Cottonseed is a different story. 'I don't know if there are any more lug nuts to fall off the cottonseed bus this year,' he observed.

For starters, there was a really big reduction in cotton plantings. In 2015, just over 8 million acres of cotton was harvested. Compared to 20 years ago, that's a reduction of more than 80 million acres.

'We have lost a tremendous amount of the cotton industry that will likely never come back,' Kappelman said. 'Cotton's share of fiber consumption has dropped dramatically. We just plain aren't using as much cotton.'

To top it off, the feed had significant quality issues in 2015/2016. When last fall's big Atlantic storm soaked the cotton, the seed sprouted in the bolls and the resulting lint got wet and stinky.

'It's the equivalent of smelly gym socks,' Kappelman said. 'We've had numerous loads where you open the door and the smell just plain hits you, and cows don't like smelly gym socks any better than we do.'

Go for gluten

Corn gluten feed is a by-product of making corn syrup, starch and alcohol, but sales of starch and corn syrup are off and manufacturers are not grinding as much, which affects supply and prices.

If projected 2016 crops materialize, wet gluten feed could sell in the $40s per ton, delivered, with dry in the low $100s per ton. 'This is a tremendous buy,' Kappelman said. 'Figure out a way to get it into your diet.'

It is very palatable, works well with higher corn silage diets and is an easy choice for Wisconsin dairies.
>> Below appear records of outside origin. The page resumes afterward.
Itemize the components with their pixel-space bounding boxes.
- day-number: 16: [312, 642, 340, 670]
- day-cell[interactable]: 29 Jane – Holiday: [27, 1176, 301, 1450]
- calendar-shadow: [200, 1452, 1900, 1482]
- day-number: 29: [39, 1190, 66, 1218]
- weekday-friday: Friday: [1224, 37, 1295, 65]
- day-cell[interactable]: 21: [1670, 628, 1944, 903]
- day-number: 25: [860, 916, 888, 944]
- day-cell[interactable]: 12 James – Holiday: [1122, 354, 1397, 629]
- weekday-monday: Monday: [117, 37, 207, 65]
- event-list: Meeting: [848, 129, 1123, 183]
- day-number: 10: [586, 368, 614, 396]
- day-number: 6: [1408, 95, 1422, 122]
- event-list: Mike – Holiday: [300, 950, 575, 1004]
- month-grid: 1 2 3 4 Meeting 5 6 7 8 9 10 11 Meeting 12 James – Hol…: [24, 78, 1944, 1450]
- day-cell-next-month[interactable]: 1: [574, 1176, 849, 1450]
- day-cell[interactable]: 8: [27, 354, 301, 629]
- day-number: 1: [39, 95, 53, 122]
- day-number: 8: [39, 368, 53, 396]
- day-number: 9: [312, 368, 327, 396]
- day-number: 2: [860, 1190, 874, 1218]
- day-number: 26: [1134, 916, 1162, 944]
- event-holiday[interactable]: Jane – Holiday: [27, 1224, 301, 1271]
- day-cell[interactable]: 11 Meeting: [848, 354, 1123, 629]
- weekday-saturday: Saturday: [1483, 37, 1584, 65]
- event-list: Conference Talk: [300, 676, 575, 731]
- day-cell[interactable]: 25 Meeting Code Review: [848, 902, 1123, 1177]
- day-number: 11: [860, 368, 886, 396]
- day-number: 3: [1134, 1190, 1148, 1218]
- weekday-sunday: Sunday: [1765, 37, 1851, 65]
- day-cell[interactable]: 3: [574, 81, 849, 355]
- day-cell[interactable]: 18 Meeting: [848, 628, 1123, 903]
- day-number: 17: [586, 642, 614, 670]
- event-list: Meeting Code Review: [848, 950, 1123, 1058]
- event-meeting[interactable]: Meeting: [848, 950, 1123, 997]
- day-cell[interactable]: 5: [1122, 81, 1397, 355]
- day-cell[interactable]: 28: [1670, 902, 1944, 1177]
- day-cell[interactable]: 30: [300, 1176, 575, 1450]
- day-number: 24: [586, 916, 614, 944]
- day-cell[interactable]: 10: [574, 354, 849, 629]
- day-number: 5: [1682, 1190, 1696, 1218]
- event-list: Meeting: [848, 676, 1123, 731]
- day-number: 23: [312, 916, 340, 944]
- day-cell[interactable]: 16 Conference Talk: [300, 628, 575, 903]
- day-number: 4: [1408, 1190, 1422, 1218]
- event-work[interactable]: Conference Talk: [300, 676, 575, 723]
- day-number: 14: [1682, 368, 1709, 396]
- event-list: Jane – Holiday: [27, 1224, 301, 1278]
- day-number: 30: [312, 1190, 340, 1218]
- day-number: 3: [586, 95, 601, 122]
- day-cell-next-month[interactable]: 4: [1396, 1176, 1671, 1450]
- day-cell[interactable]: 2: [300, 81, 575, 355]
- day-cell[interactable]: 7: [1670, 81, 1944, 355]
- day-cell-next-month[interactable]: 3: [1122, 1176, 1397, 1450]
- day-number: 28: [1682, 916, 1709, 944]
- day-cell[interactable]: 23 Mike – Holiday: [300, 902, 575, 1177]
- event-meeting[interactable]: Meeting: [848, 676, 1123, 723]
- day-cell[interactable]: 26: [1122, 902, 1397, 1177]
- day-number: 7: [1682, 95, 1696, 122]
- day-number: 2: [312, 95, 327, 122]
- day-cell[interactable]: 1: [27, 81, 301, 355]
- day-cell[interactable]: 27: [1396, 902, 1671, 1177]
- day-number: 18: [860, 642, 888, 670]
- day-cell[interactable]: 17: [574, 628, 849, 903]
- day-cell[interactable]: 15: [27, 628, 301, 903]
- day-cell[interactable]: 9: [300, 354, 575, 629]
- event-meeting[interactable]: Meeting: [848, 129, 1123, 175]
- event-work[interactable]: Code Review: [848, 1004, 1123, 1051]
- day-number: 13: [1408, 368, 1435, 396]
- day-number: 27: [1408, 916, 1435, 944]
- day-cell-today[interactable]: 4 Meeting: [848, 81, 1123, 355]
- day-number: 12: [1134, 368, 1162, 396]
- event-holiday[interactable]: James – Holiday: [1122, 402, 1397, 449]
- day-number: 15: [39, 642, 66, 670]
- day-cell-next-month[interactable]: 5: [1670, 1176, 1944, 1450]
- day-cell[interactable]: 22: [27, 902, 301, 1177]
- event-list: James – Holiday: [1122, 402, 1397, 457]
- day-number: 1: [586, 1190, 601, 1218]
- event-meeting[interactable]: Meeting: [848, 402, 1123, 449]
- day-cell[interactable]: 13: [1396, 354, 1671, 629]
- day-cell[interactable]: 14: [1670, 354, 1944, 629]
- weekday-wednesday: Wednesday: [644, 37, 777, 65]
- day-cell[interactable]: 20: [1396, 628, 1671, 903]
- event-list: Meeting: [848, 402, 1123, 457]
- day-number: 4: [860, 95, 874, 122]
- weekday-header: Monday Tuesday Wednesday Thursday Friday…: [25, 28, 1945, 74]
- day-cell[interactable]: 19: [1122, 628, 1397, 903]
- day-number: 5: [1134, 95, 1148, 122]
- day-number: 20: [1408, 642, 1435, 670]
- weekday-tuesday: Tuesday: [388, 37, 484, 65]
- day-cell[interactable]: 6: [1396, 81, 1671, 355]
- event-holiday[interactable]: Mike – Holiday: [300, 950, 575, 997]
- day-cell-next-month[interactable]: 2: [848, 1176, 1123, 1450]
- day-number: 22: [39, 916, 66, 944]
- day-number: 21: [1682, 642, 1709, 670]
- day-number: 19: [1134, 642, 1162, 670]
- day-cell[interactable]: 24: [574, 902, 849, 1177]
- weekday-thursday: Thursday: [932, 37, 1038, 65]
Along with DDGs, it is usually a 'best feed' buy and more versatile because of its lower fat percentages. 'It really stimulates appetite,' Kappelman noted.

Another noteworthy feed stuff, from the production standpoint, is corn starch, a by-product off the food lines of the wet milling industry. It can be used to fortify poor quality corn and forage, and is easy to add to a TMR. Cows will respond in production immediately if they're short on starch, Kappelman noted.

Looking ahead

Clearly, low cost dairy producers can survive in the current environment, Kappelman said.

Work at getting good margins and feed all the discount feeds that fit in your ration, he advised. Cost out home-grown feeds and replace or shift production, if necessary. Watch inventories and manage for consistent performance.

It is also critical to avoid trying to hit the absolute bottom or top of the market. 'You will have as much success as hitting the casino,' Kappelman quipped.

Instead, look for value and margins and target the upper one-third (or bottom one-third) of the historical market.

'If you consistently do that, you will be a winner and have a wonderful relationship with your banker,' he predicted.